A very different blog indeed is Freewheeling Spirit, which is often bicycling-themed but which departed into a four-part series on Why Freewheeling Is A Vegetarian recently. No one EVER asks the Drunken Housewife why she is a vegetarian or how she became one, and I'm wondering why (probably because I have a million and one pets and they can connect the dots all by themselves and conclude that the Drunken Housewife is a crazy animal lady who'll be eaten by her cats one day). I always love it when someone other than me is a big ol' vegetarian and is more vegetarian acting than me (it made my whole day when a friend of mine got a lot of mutual friends of ours in a tizzy when she sent out a vegan rant once). So, anyhow, these two blogs have brought me reading pleasure the last few days.
8 comments:
Haus Frau Ignore Sober husband, go down to Kragens, get one of those tools for taking the valve stem out of the tire. When she goes of the deep end flatten her tire, then be the hero, fixing it.
Pathetically enough, Silliyak, I'd probably just call my old husbnd on my celphone and he'd end up the hero of the piece. Undoubtedly he would also figure out that I'd fiddled with the valve stem and publicly humiliate me by telling the story ad nauseam.
Do you get asked whether you include chicken in your vegetarian diet? I get that one a lot for some reason.
Thank you for the honorable mention. You got me started on the vegetarian rant with your preschool story.
No, no one ever asks me questions about my vegetarianism, but I do get handed a fair amount of crap about my kids. That has lessened as they got a bit older and are so clearly fabulous in all developmental regards. In fact, it was always asinine, as they are both such models of health. They've never been on antibiotics (the only prescription meds they've ever needed were topical meds for thrush as newborns). They're both tall, energetic, bright kids who are living proof that people have no physical need to eat meat for health.

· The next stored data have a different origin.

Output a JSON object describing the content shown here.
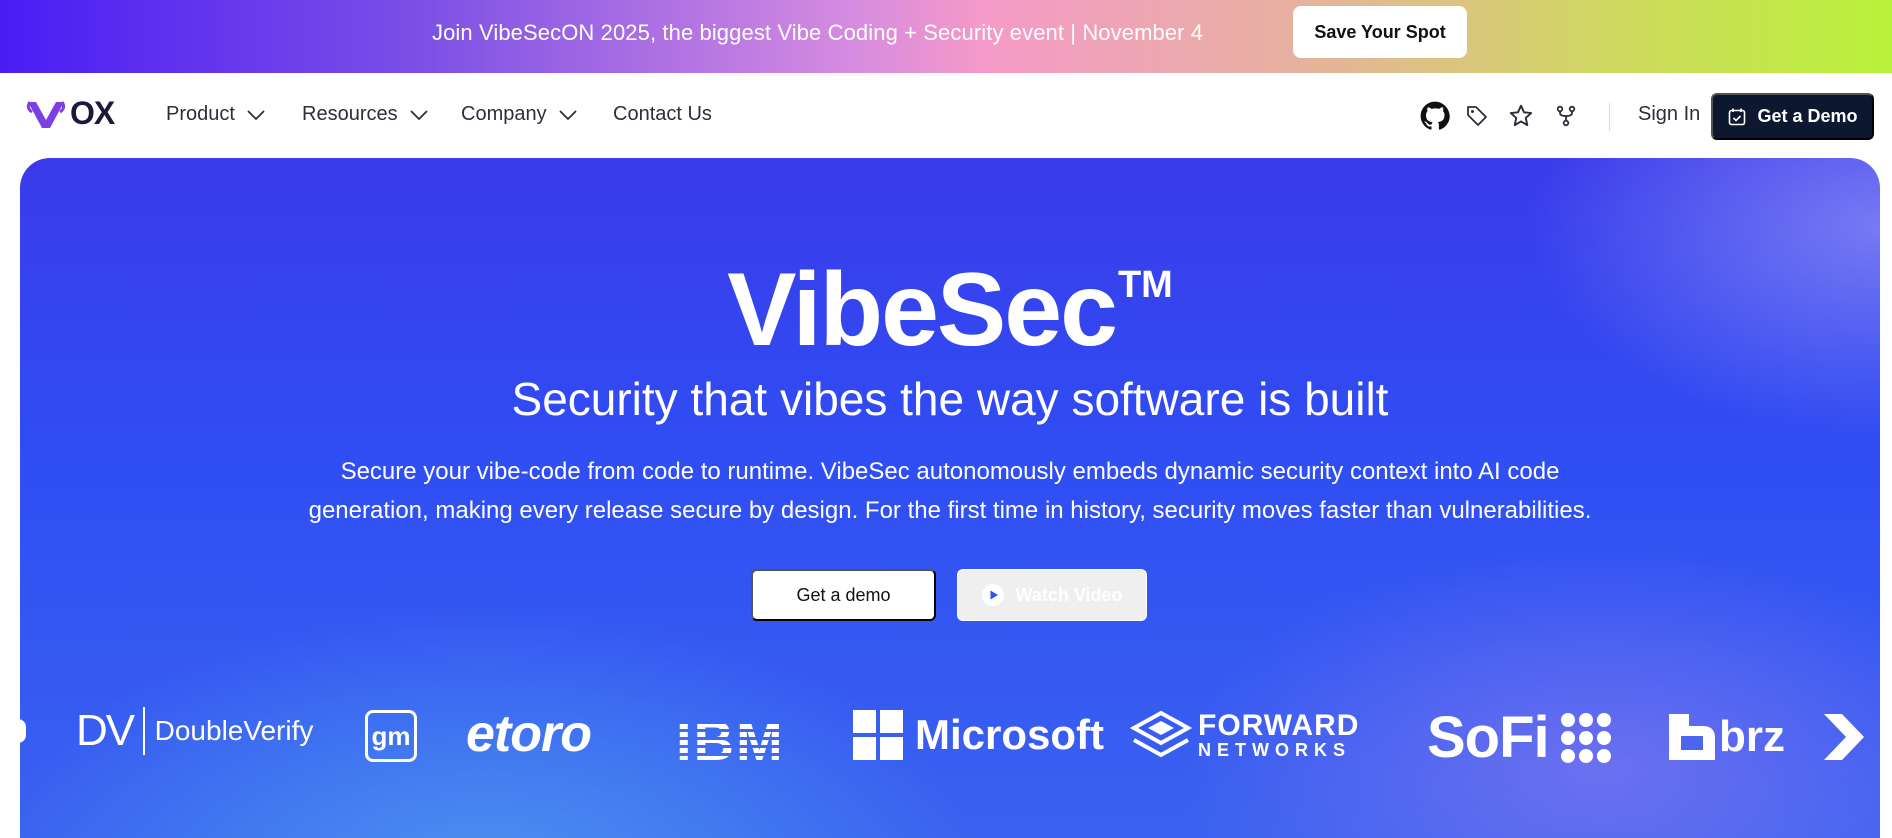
{
  "banner": {
    "text": "Join VibeSecON 2025, the biggest Vibe Coding + Security event | November 4",
    "cta": "Save Your Spot"
  },
  "nav": {
    "logo_text": "OX",
    "items": [
      {
        "label": "Product",
        "has_dropdown": true
      },
      {
        "label": "Resources",
        "has_dropdown": true
      },
      {
        "label": "Company",
        "has_dropdown": true
      },
      {
        "label": "Contact Us",
        "has_dropdown": false
      }
    ],
    "icons": [
      "github-icon",
      "tag-icon",
      "star-icon",
      "fork-icon"
    ],
    "sign_in": "Sign In",
    "demo_button": "Get a Demo"
  },
  "hero": {
    "title": "VibeSec",
    "trademark": "TM",
    "subtitle": "Security that vibes the way software is built",
    "description_line1": "Secure your vibe-code from code to runtime. VibeSec autonomously embeds dynamic security context into AI code",
    "description_line2": "generation, making every release secure by design. For the first time in history, security moves faster than vulnerabilities.",
    "primary_button": "Get a demo",
    "secondary_button": "Watch Video"
  },
  "customers": {
    "logos": [
      {
        "mark": "DV",
        "name": "DoubleVerify"
      },
      {
        "mark": "gm"
      },
      {
        "name": "eToro",
        "text": "etoro"
      },
      {
        "name": "IBM",
        "text": "IBM"
      },
      {
        "name": "Microsoft",
        "text": "Microsoft"
      },
      {
        "name": "Forward Networks",
        "line1": "FORWARD",
        "line2": "NETWORKS"
      },
      {
        "name": "SoFi",
        "text": "SoFi"
      },
      {
        "name": "brz",
        "text": "brz"
      }
    ]
  },
  "colors": {
    "nav_dark_button": "#0d1830",
    "hero_blue": "#2f4ef3",
    "logo_purple": "#7b3fe4"
  }
}
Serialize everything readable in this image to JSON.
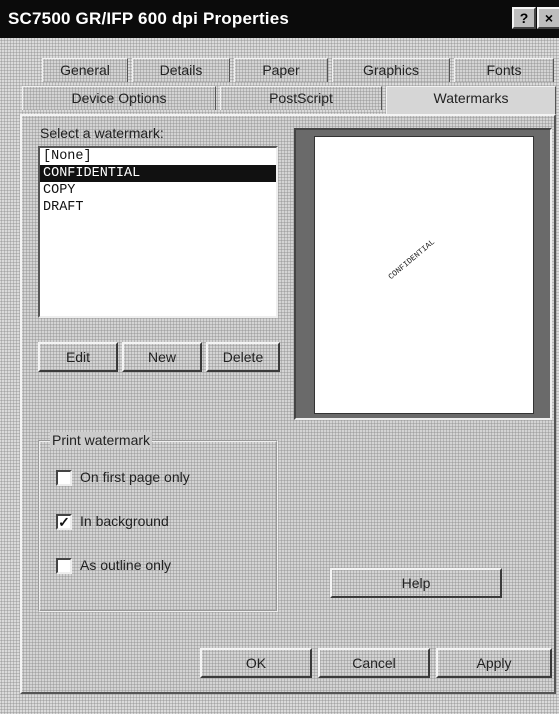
{
  "window": {
    "title": "SC7500 GR/IFP 600 dpi Properties",
    "help_glyph": "?",
    "close_glyph": "×"
  },
  "tabs_top": [
    "General",
    "Details",
    "Paper",
    "Graphics",
    "Fonts"
  ],
  "tabs_bottom": [
    "Device Options",
    "PostScript",
    "Watermarks"
  ],
  "active_tab": "Watermarks",
  "watermarks": {
    "select_label": "Select a watermark:",
    "items": [
      "[None]",
      "CONFIDENTIAL",
      "COPY",
      "DRAFT"
    ],
    "selected_index": 1,
    "edit_button": "Edit",
    "new_button": "New",
    "delete_button": "Delete",
    "preview_text": "CONFIDENTIAL"
  },
  "print_watermark": {
    "title": "Print watermark",
    "options": [
      {
        "label": "On first page only",
        "checked": false
      },
      {
        "label": "In background",
        "checked": true
      },
      {
        "label": "As outline only",
        "checked": false
      }
    ]
  },
  "buttons": {
    "help": "Help",
    "ok": "OK",
    "cancel": "Cancel",
    "apply": "Apply"
  }
}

I once subscribed to the VRG-parents listserv. There was a thread on there in which parents offered one anecdote after another about the health and well-being of their vegetarian kids. In addition, our kids' pediatrician (who is not vegetarian) has told us that a vegetarian diet is healthy for kids.
Our pediatrician has no issues with it, either. Likewise, my obstetricians had no concerns... but when I was pregnant, people started telling me how I should be eating meat, ugh.
I do get remarks about the kids from other parents from time to time. Here's a quote from a parent at our current preschool: "I think most of us were more open to a vegetarian diet before we became parents and we realized how important it is to feed our kids meat." I've stumbled into a little carnivorous enclave there.
hey if i am right you are vegeterian.I am too vegeterian and love animals. you can see me on my blog site. i am alone fighting for animal rights for past 3 years. thoug it is not possible but i think it will make a little bit less.